O calor extremo é uma das consequências mais alarmantes das mudanças climáticas, e na América Latina, os impactos têm sido devastadores. Apesar de sua gravidade, a região enfrenta desafios significativos para contabilizar as mortes relacionadas a esse fenômeno, dificultando respostas eficazes e políticas preventivas.

Imagem de uma cidade da América Latina com temperaturas extremas, pessoas sentadas em uma praça com lenços molhados na cabeça.
Fonte: www.folhape.com.br | Reprodução

Por que o calor extremo é um problema crescente?

As ondas de calor tornaram-se mais frequentes e intensas nos últimos anos, com temperaturas ultrapassando os 45°C em várias partes da América Latina. Segundo o relatório "O Estado do Clima na América Latina e no Caribe 2025", apresentado pela Organização Meteorológica Mundial (OMM), o calor extremo já representa um grave risco para a saúde pública, impactando milhões de vidas.

A subestimação das mortes relacionadas ao calor

De acordo com a OMM, estima-se que cerca de 13.000 pessoas morram anualmente na América Latina devido ao calor extremo. Contudo, esse número é considerado uma subestimação, já que muitos países não possuem sistemas precisos para registrar essas mortes. As estatísticas frequentemente se baseiam em análises de excesso de mortalidade, dificultando a identificação direta dos impactos do calor.

O impacto no Brasil: um exemplo alarmante

O Brasil vivenciou sete ondas de calor em 2025, segundo o Instituto Nacional de Meteorologia (Inmet). Cidades como Rio de Janeiro e São Paulo bateram recordes históricos de temperatura, chegando a 44°C e 37,2°C, respectivamente. Apesar disso, as mortes diretamente atribuídas ao calor continuam invisíveis nas estatísticas oficiais.

Quais são os desafios na contabilização das mortes?

Falta de integração entre clima e saúde

Um dos principais desafios é a ausência de integração entre os sistemas meteorológicos e de saúde. Alertas precoces sobre ondas de calor não estão conectados a ações preventivas na saúde pública, como preparação hospitalar ou campanhas de conscientização.

Infraestruturas inadequadas

Muitos países na América Latina carecem de infraestrutura adequada para monitorar e registrar mortes relacionadas ao calor. A falta de dados detalhados dificulta a criação de políticas públicas eficazes.

Como o calor extremo afeta a saúde?

As altas temperaturas podem causar desidratação severa, insolação e agravar condições preexistentes, como doenças cardiovasculares e respiratórias. Populações vulneráveis, como idosos e crianças, são especialmente suscetíveis.

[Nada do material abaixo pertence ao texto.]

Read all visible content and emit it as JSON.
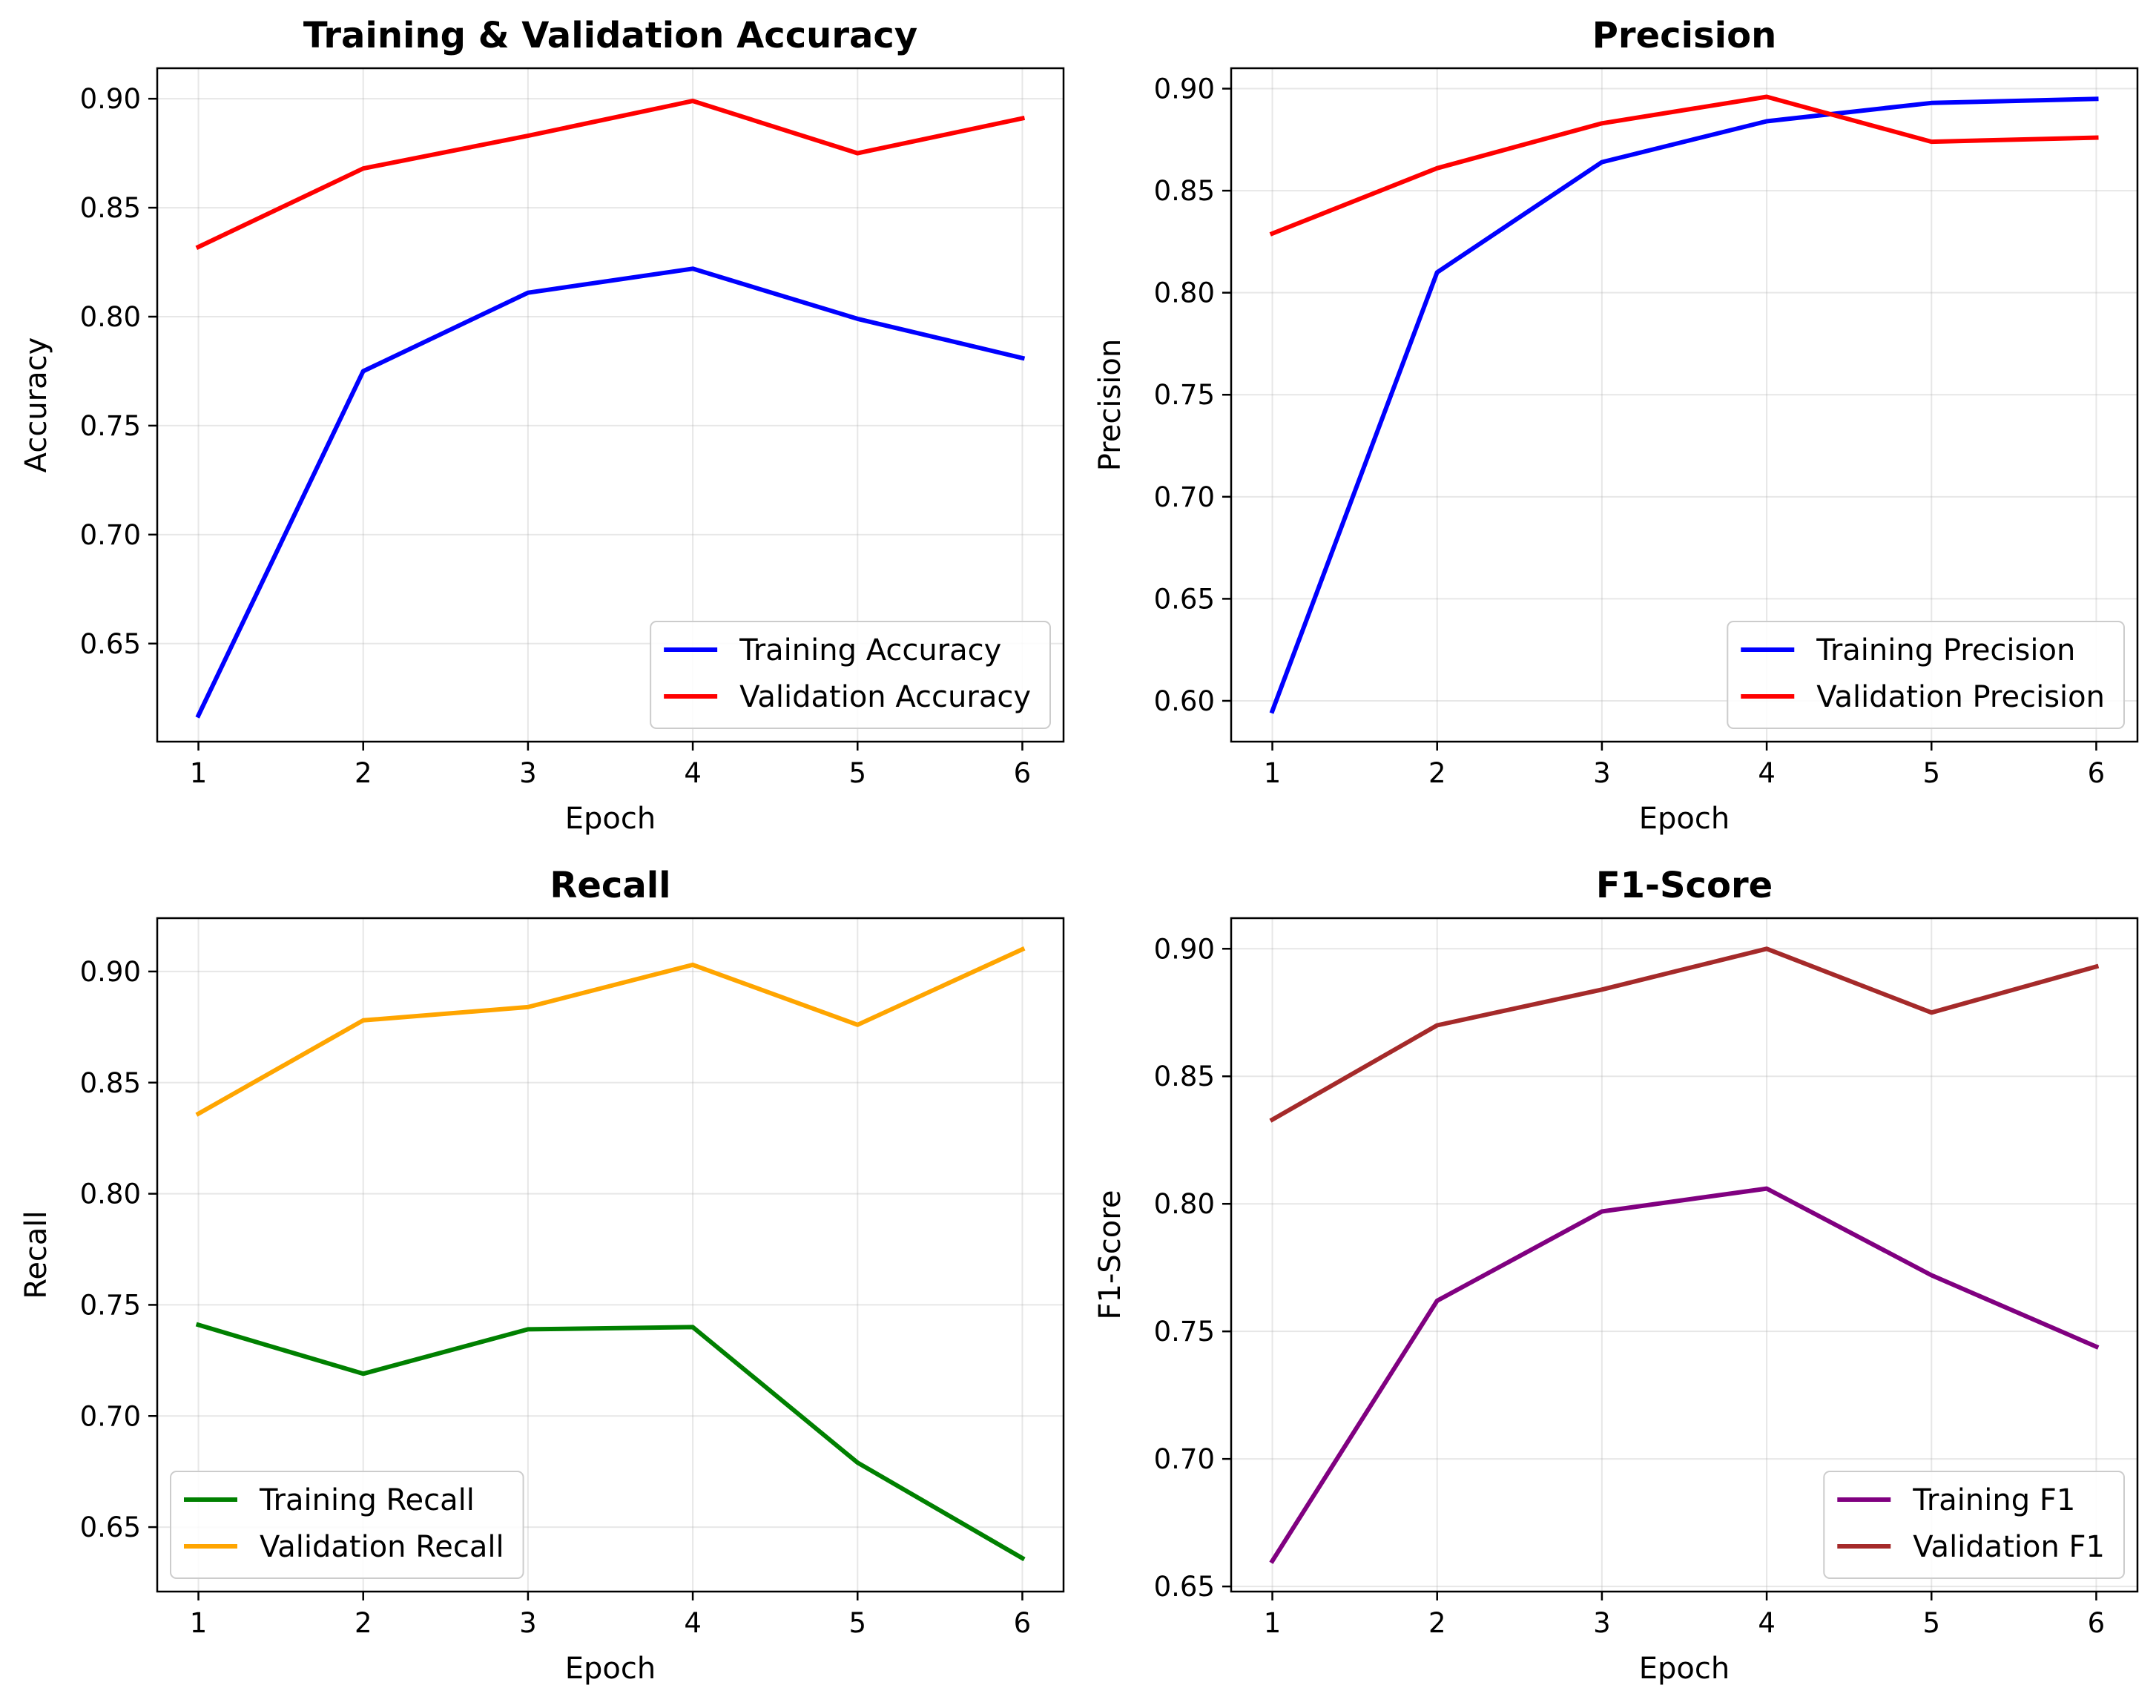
{
  "chart_data": [
    {
      "type": "line",
      "title": "Training & Validation Accuracy",
      "xlabel": "Epoch",
      "ylabel": "Accuracy",
      "x": [
        1,
        2,
        3,
        4,
        5,
        6
      ],
      "xlim": [
        0.75,
        6.25
      ],
      "ylim": [
        0.605,
        0.914
      ],
      "xticks": [
        1,
        2,
        3,
        4,
        5,
        6
      ],
      "yticks": [
        0.65,
        0.7,
        0.75,
        0.8,
        0.85,
        0.9
      ],
      "grid": true,
      "legend_position": "lower-right",
      "series": [
        {
          "name": "Training Accuracy",
          "color": "#0000ff",
          "values": [
            0.617,
            0.775,
            0.811,
            0.822,
            0.799,
            0.781
          ]
        },
        {
          "name": "Validation Accuracy",
          "color": "#ff0000",
          "values": [
            0.832,
            0.868,
            0.883,
            0.899,
            0.875,
            0.891
          ]
        }
      ]
    },
    {
      "type": "line",
      "title": "Precision",
      "xlabel": "Epoch",
      "ylabel": "Precision",
      "x": [
        1,
        2,
        3,
        4,
        5,
        6
      ],
      "xlim": [
        0.75,
        6.25
      ],
      "ylim": [
        0.58,
        0.91
      ],
      "xticks": [
        1,
        2,
        3,
        4,
        5,
        6
      ],
      "yticks": [
        0.6,
        0.65,
        0.7,
        0.75,
        0.8,
        0.85,
        0.9
      ],
      "grid": true,
      "legend_position": "lower-right",
      "series": [
        {
          "name": "Training Precision",
          "color": "#0000ff",
          "values": [
            0.595,
            0.81,
            0.864,
            0.884,
            0.893,
            0.895
          ]
        },
        {
          "name": "Validation Precision",
          "color": "#ff0000",
          "values": [
            0.829,
            0.861,
            0.883,
            0.896,
            0.874,
            0.876
          ]
        }
      ]
    },
    {
      "type": "line",
      "title": "Recall",
      "xlabel": "Epoch",
      "ylabel": "Recall",
      "x": [
        1,
        2,
        3,
        4,
        5,
        6
      ],
      "xlim": [
        0.75,
        6.25
      ],
      "ylim": [
        0.621,
        0.924
      ],
      "xticks": [
        1,
        2,
        3,
        4,
        5,
        6
      ],
      "yticks": [
        0.65,
        0.7,
        0.75,
        0.8,
        0.85,
        0.9
      ],
      "grid": true,
      "legend_position": "lower-left",
      "series": [
        {
          "name": "Training Recall",
          "color": "#008000",
          "values": [
            0.741,
            0.719,
            0.739,
            0.74,
            0.679,
            0.636
          ]
        },
        {
          "name": "Validation Recall",
          "color": "#ffa500",
          "values": [
            0.836,
            0.878,
            0.884,
            0.903,
            0.876,
            0.91
          ]
        }
      ]
    },
    {
      "type": "line",
      "title": "F1-Score",
      "xlabel": "Epoch",
      "ylabel": "F1-Score",
      "x": [
        1,
        2,
        3,
        4,
        5,
        6
      ],
      "xlim": [
        0.75,
        6.25
      ],
      "ylim": [
        0.648,
        0.912
      ],
      "xticks": [
        1,
        2,
        3,
        4,
        5,
        6
      ],
      "yticks": [
        0.65,
        0.7,
        0.75,
        0.8,
        0.85,
        0.9
      ],
      "grid": true,
      "legend_position": "lower-right",
      "series": [
        {
          "name": "Training F1",
          "color": "#800080",
          "values": [
            0.66,
            0.762,
            0.797,
            0.806,
            0.772,
            0.744
          ]
        },
        {
          "name": "Validation F1",
          "color": "#a52a2a",
          "values": [
            0.833,
            0.87,
            0.884,
            0.9,
            0.875,
            0.893
          ]
        }
      ]
    }
  ]
}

Exemplos de eventos climáticos extremos na região

  • Chuvas torrenciais: Peru, Equador, Brasil, Colômbia e Venezuela enfrentaram enchentes devastadoras em 2025.
  • Furacão Melissa: A Jamaica sofreu perdas equivalentes a 40% do seu PIB.
  • Seca no México: 85% do território mexicano foi afetado pela falta de água.
  • Derretimento de geleiras: As geleiras andinas, que sustentam cerca de 90 milhões de pessoas, estão desaparecendo rapidamente.

O papel da COP30 e o Plano de Ação em Saúde

Na COP30, realizada em Belém, foi aprovado o Plano de Ação em Saúde para enfrentar os efeitos da crise climática. A OMM destacou que a implementação desse plano é crucial para reduzir as mortes evitáveis. Ele prevê a adaptação dos sistemas de saúde e a integração de alertas climáticos com ações de saúde pública.

Impactos econômicos e sociais

Os desastres associados ao calor extremo também têm efeitos econômicos significativos. Na Jamaica, por exemplo, o Furacão Melissa causou perdas financeiras imensas. Além disso, setores como agricultura e energia são diretamente impactados, aumentando a vulnerabilidade social.

A falta de refúgios climáticos

Embora algumas cidades tenham implementado "refúgios climáticos" temporários, como pontos de hidratação e áreas climatizadas, essas iniciativas ainda são insuficientes para atender toda a população. Políticas de longo prazo são necessárias.

Ações recomendadas pela OMM

A OMM sugere investir em observações climáticas, fortalecer sistemas de alerta precoce e garantir que as informações cheguem à população mais vulnerável. A cooperação entre os setores de clima e saúde deve ser prioridade para enfrentar os desafios do calor extremo.

A Visão do Especialista

À medida que os eventos climáticos extremos se intensificam, é evidente que a América Latina precisa avançar na integração de dados meteorológicos e de saúde. Fortalecer a infraestrutura de monitoramento e expandir políticas preventivas são passos essenciais para salvar vidas e mitigar os impactos do calor extremo.